The New England winter is here, so what does that mean for solar production? Will solar panels stop producing solar energy to power homes and businesses? The easy answer is ABSOLUTELY NOT! Solar energy is produced from sunlight – not heat. In fact, solar panels are known to perform better in colder temperatures. Solar panels, whether rooftop or ground-mounted, will be at an angle. Anytime the sun hits them, the solar panels produce energy. In the winter, sun position is lower than other times of the year and this allows solar panels to soak up as much energy as possible.
Solar panels are designed to withstand hundreds of pounds – and as much snow as Massachusetts generates, even during those harsh winters. Solar panels have two great characteristics to rid themselves of snow without your intervention – they heat up a bit from the sun hitting them and producing energy and they’re at an angle. So, what happens on those dark days when it snows? Once the sun comes out, the snow melts, and voilà, you’re back to producing solar energy to power your home.

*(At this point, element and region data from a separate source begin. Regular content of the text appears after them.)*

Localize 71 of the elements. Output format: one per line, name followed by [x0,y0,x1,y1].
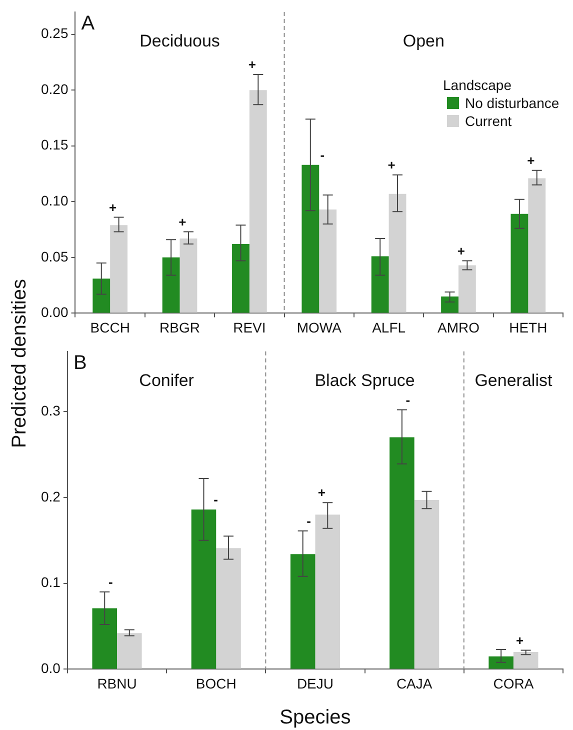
x-tick-label: CAJA [396,675,433,692]
x-tick-label: REVI [233,319,266,336]
annotation: Open [402,32,444,51]
x-tick-label: ALFL [372,319,406,336]
bar [371,256,389,313]
bar [290,554,316,669]
legend-title: Landscape [443,76,513,94]
y-tick-label: 0.05 [41,248,68,264]
data-label: + [318,485,326,500]
chart-title: B [73,352,87,374]
data-label: - [406,392,410,408]
bar [441,296,458,313]
y-tick-label: 0.2 [40,488,61,504]
bar [117,633,142,669]
annotation: Generalist [474,371,552,390]
data-label: + [109,200,117,215]
y-tick-label: 0.25 [41,25,68,42]
bar [191,509,216,669]
bar [110,225,128,313]
data-label: - [108,574,113,590]
x-tick-label: HETH [509,319,548,336]
x-tick-label: BOCH [196,675,236,692]
y-tick-label: 0.15 [41,136,68,153]
legend-label: No disturbance [465,94,560,112]
bar [388,194,406,313]
bar [513,652,538,669]
bar [162,257,180,313]
y-axis-title: Predicted densities [8,278,32,450]
x-tick-label: CORA [493,675,534,692]
data-label: - [320,147,325,162]
data-label: + [527,152,536,168]
y-tick-label: 0.20 [41,80,68,97]
annotation: Deciduous [140,32,220,51]
x-axis-title: Species [280,706,351,729]
annotation: Black Spruce [314,371,415,390]
bar [315,514,340,669]
bar [488,656,514,669]
x-tick-label: DEJU [296,675,334,692]
data-label: + [178,214,187,230]
bar [216,548,241,669]
x-tick-label: AMRO [437,319,480,336]
data-label: + [516,632,524,648]
bar [319,209,337,313]
data-label: + [248,57,256,72]
x-tick-label: RBGR [160,319,200,336]
y-tick-label: 0.1 [40,574,61,590]
data-label: - [214,492,218,508]
y-tick-label: 0.3 [40,402,61,418]
bar [249,90,267,313]
annotation: Conifer [139,371,194,390]
bar [92,278,110,313]
data-label: + [388,157,396,172]
y-tick-label: 0.10 [41,192,68,209]
bar [92,608,118,669]
x-tick-label: RBNU [97,675,137,692]
chart-title: A [81,12,96,35]
bar [302,164,320,313]
bar [232,244,250,313]
x-tick-label: MOWA [296,319,342,336]
bar [180,238,198,313]
x-tick-label: BCCH [90,319,130,336]
bar [528,178,546,313]
y-tick-label: 0.0 [40,660,61,676]
bar [458,265,476,313]
legend-label: Current [465,112,512,130]
bar [510,214,528,313]
data-label: - [306,513,312,528]
bar [390,437,414,669]
data-label: + [457,243,466,258]
y-tick-label: 0.00 [41,304,68,320]
bar [414,500,440,669]
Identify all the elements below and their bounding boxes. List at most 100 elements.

Keep in mind – when it’s gloomy outside, and especially when it’s gloomy and snowing, your solar energy production will be minimal to non-existent, and snow will accumulate on your solar panels. However, once the sun comes out, all of that goes away and, again, you’re back to producing your own energy!
As mentioned above, solar panels are built with smooth surfaces to allow the snow to melt off. Our recommendation – WAIT! The snow will melt and fall off – there is no need to clean them off; some companies will recommend sweeping them, but you run the risk of scratching the glass surface. We definitely do not recommend raking, as it could scratch the surface of your solar panels. If you have any questions regarding productivity and maintenance costs of solar panels, you can refer to our blog post discussing these topics.
So even though the days are shorter, the temperature is lower, and you might think the snow is blocking the sun – you’re still producing energy if you have solar panels! The winter months are one of the best times to go solar – we offer free estimates to anyone interested in going solar. Our Solar Consultants will meet with you to discuss your solar potential and answer any questions. As mentioned in our previous blog post, Solar Renewable Energy Credits (SRECs) are ending soon and we expect the SMART Program to begin between March and July 2018 and not be as lucrative as the prior program.
We hope everyone has an extremely sunny holiday season! We wish you the best in the new year!